转变您的数据分析:在 5 个步骤中使用 Crew AI 多代理系统构建交互式可视化应用程序
import os
import re
import sqlite3
import warnings
import dotenv
import streamlit as st
import pandas as pd
from src.logo_title import logo_title
### Crew AI + Tools imports
from crewai import Agent, Crew, Process, Task
from crewai.tools import tool
from langchain_openai import ChatOpenAI
### SQL Tools from langchain_community
from langchain_community.tools.sql_database.tool import (
InfoSQLDatabaseTool,
ListSQLDatabaseTool,
QuerySQLCheckerTool,
QuerySQLDataBaseTool,
)
from langchain_community.utilities.sql_database import SQLDatabase
warnings.filterwarnings("ignore", category=UserWarning, module="pydantic")
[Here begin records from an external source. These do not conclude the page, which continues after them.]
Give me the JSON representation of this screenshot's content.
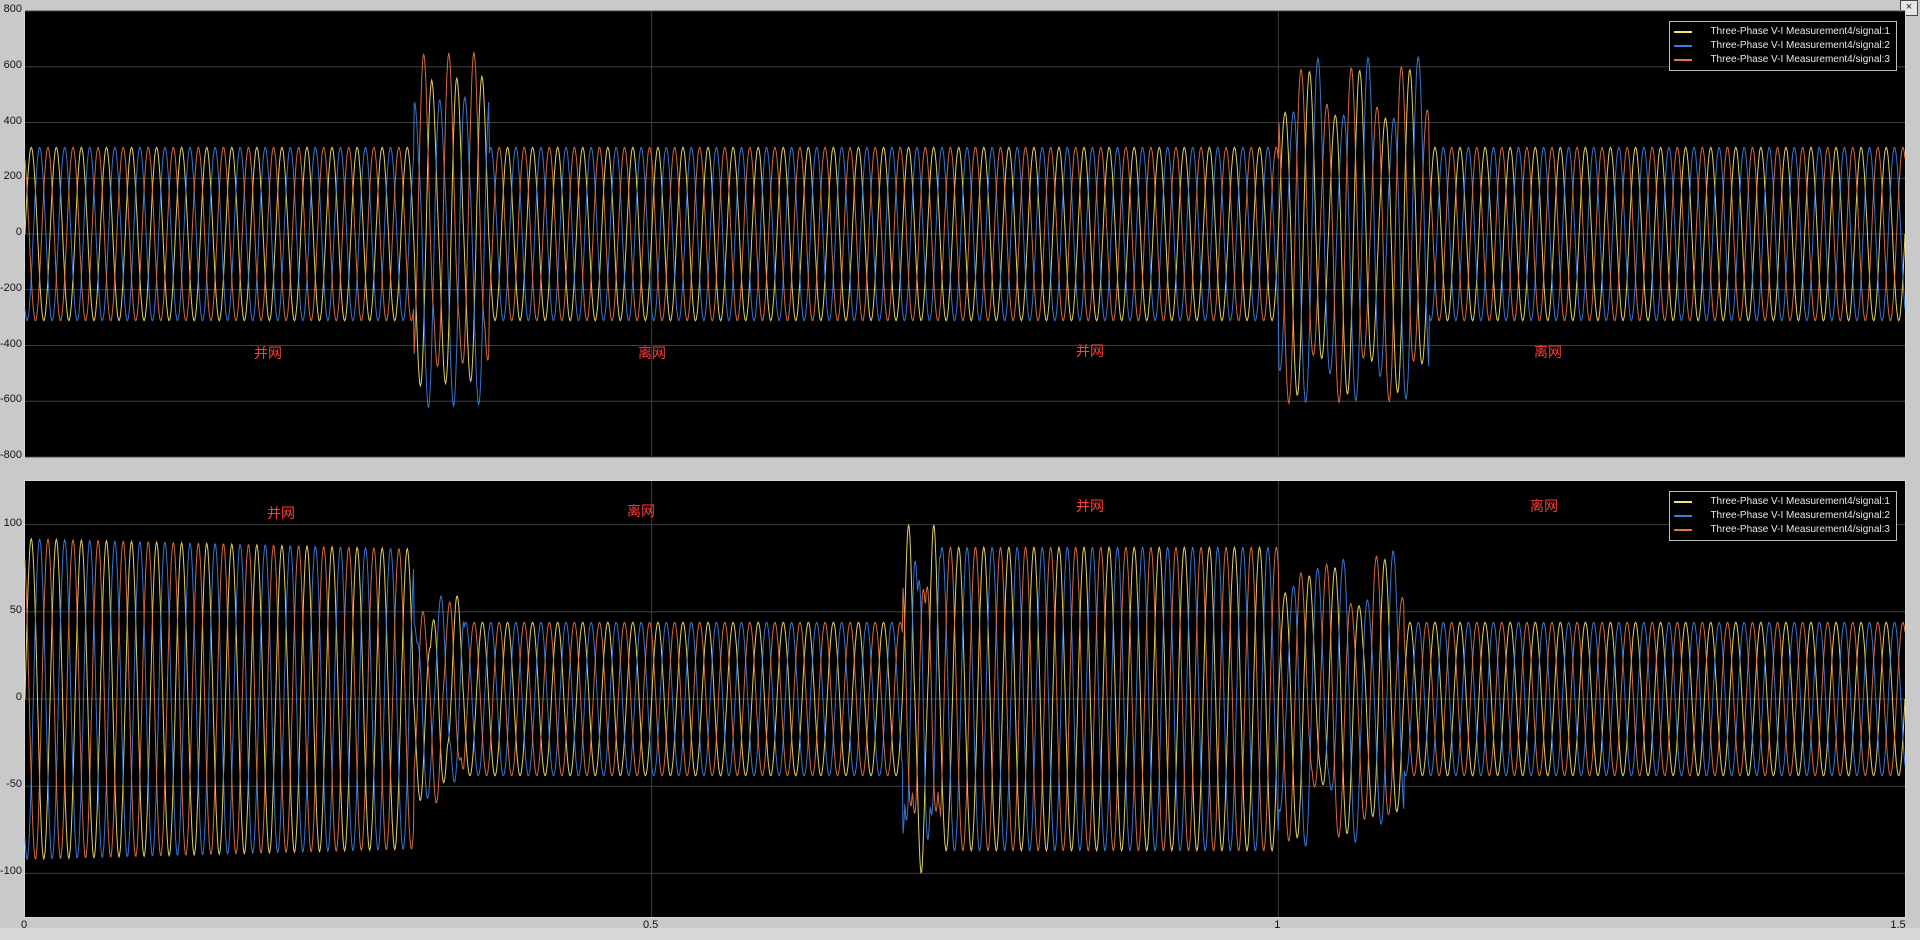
{
  "window": {
    "close_glyph": "×"
  },
  "colors": {
    "signal1": "#f2e36a",
    "signal2": "#3c7fe0",
    "signal3": "#e7723f",
    "annotation": "#ff3b3b",
    "grid": "#3f3f3f",
    "background": "#000000"
  },
  "legend_entries": [
    "Three-Phase V-I Measurement4/signal:1",
    "Three-Phase V-I Measurement4/signal:2",
    "Three-Phase V-I Measurement4/signal:3"
  ],
  "annotations_top": [
    "并网",
    "离网",
    "并网",
    "离网"
  ],
  "annotations_bottom": [
    "并网",
    "离网",
    "并网",
    "离网"
  ],
  "chart_data": [
    {
      "type": "line",
      "title": "",
      "xlabel": "",
      "ylabel": "",
      "xlim": [
        0,
        1.5
      ],
      "ylim": [
        -800,
        800
      ],
      "y_ticks": [
        "800",
        "600",
        "400",
        "200",
        "0",
        "-200",
        "-400",
        "-600",
        "-800"
      ],
      "x_ticks": [],
      "grid": true,
      "legend": "top-right",
      "series": [
        {
          "name": "Three-Phase V-I Measurement4/signal:1",
          "frequency_hz": 50,
          "phase_deg": 0,
          "segments": [
            {
              "from": 0,
              "to": 0.31,
              "amplitude": 311
            },
            {
              "from": 0.31,
              "to": 0.37,
              "amplitude": 620,
              "transient": true
            },
            {
              "from": 0.37,
              "to": 1.0,
              "amplitude": 311
            },
            {
              "from": 1.0,
              "to": 1.12,
              "amplitude": 600,
              "transient": true
            },
            {
              "from": 1.12,
              "to": 1.5,
              "amplitude": 311
            }
          ]
        },
        {
          "name": "Three-Phase V-I Measurement4/signal:2",
          "frequency_hz": 50,
          "phase_deg": -120,
          "segments": [
            {
              "from": 0,
              "to": 0.31,
              "amplitude": 311
            },
            {
              "from": 0.31,
              "to": 0.37,
              "amplitude": 640,
              "transient": true
            },
            {
              "from": 0.37,
              "to": 1.0,
              "amplitude": 311
            },
            {
              "from": 1.0,
              "to": 1.12,
              "amplitude": 640,
              "transient": true
            },
            {
              "from": 1.12,
              "to": 1.5,
              "amplitude": 311
            }
          ]
        },
        {
          "name": "Three-Phase V-I Measurement4/signal:3",
          "frequency_hz": 50,
          "phase_deg": 120,
          "segments": [
            {
              "from": 0,
              "to": 0.31,
              "amplitude": 311
            },
            {
              "from": 0.31,
              "to": 0.37,
              "amplitude": 660,
              "transient": true
            },
            {
              "from": 0.37,
              "to": 1.0,
              "amplitude": 311
            },
            {
              "from": 1.0,
              "to": 1.12,
              "amplitude": 620,
              "transient": true
            },
            {
              "from": 1.12,
              "to": 1.5,
              "amplitude": 311
            }
          ]
        }
      ]
    },
    {
      "type": "line",
      "title": "",
      "xlabel": "",
      "ylabel": "",
      "xlim": [
        0,
        1.5
      ],
      "ylim": [
        -125,
        125
      ],
      "y_ticks": [
        "100",
        "50",
        "0",
        "-50",
        "-100"
      ],
      "x_ticks": [
        "0",
        "0.5",
        "1",
        "1.5"
      ],
      "grid": true,
      "legend": "top-right",
      "series": [
        {
          "name": "Three-Phase V-I Measurement4/signal:1",
          "frequency_hz": 50,
          "phase_deg": 0,
          "segments": [
            {
              "from": 0,
              "to": 0.31,
              "amplitude": 92,
              "end_amplitude": 86
            },
            {
              "from": 0.31,
              "to": 0.35,
              "amplitude": 60,
              "transient": true
            },
            {
              "from": 0.35,
              "to": 0.7,
              "amplitude": 44
            },
            {
              "from": 0.7,
              "to": 0.73,
              "amplitude": 100,
              "transient": true
            },
            {
              "from": 0.73,
              "to": 1.0,
              "amplitude": 87
            },
            {
              "from": 1.0,
              "to": 1.1,
              "amplitude": 80,
              "transient": true
            },
            {
              "from": 1.1,
              "to": 1.5,
              "amplitude": 44
            }
          ]
        },
        {
          "name": "Three-Phase V-I Measurement4/signal:2",
          "frequency_hz": 50,
          "phase_deg": -120,
          "segments": [
            {
              "from": 0,
              "to": 0.31,
              "amplitude": 92,
              "end_amplitude": 86
            },
            {
              "from": 0.31,
              "to": 0.35,
              "amplitude": 60,
              "transient": true
            },
            {
              "from": 0.35,
              "to": 0.7,
              "amplitude": 44
            },
            {
              "from": 0.7,
              "to": 0.73,
              "amplitude": 110,
              "transient": true
            },
            {
              "from": 0.73,
              "to": 1.0,
              "amplitude": 87
            },
            {
              "from": 1.0,
              "to": 1.1,
              "amplitude": 85,
              "transient": true
            },
            {
              "from": 1.1,
              "to": 1.5,
              "amplitude": 44
            }
          ]
        },
        {
          "name": "Three-Phase V-I Measurement4/signal:3",
          "frequency_hz": 50,
          "phase_deg": 120,
          "segments": [
            {
              "from": 0,
              "to": 0.31,
              "amplitude": 92,
              "end_amplitude": 86
            },
            {
              "from": 0.31,
              "to": 0.35,
              "amplitude": 60,
              "transient": true
            },
            {
              "from": 0.35,
              "to": 0.7,
              "amplitude": 44
            },
            {
              "from": 0.7,
              "to": 0.73,
              "amplitude": 95,
              "transient": true
            },
            {
              "from": 0.73,
              "to": 1.0,
              "amplitude": 87
            },
            {
              "from": 1.0,
              "to": 1.1,
              "amplitude": 82,
              "transient": true
            },
            {
              "from": 1.1,
              "to": 1.5,
              "amplitude": 44
            }
          ]
        }
      ]
    }
  ]
}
### Load Environment Variables
dotenv.load_dotenv()
openai_api_key = os.getenv("OPENAI_API_KEY", "")
说明:
- 环境变量: 我们使用
dotenv
加载敏感的 API 密钥。 - Crew AI 和 LangChain: 这些库为我们的代理提供了 GPT-4 的支持,从而实现了自然语言处理,用于 SQL 生成、分析和可视化。
2. 使用正则表达式提取代码块
我们创建一个辅助函数,用于从用三个反引号包裹的文本中提取 Python 代码。当 AI 代理返回代码片段时,这很有用。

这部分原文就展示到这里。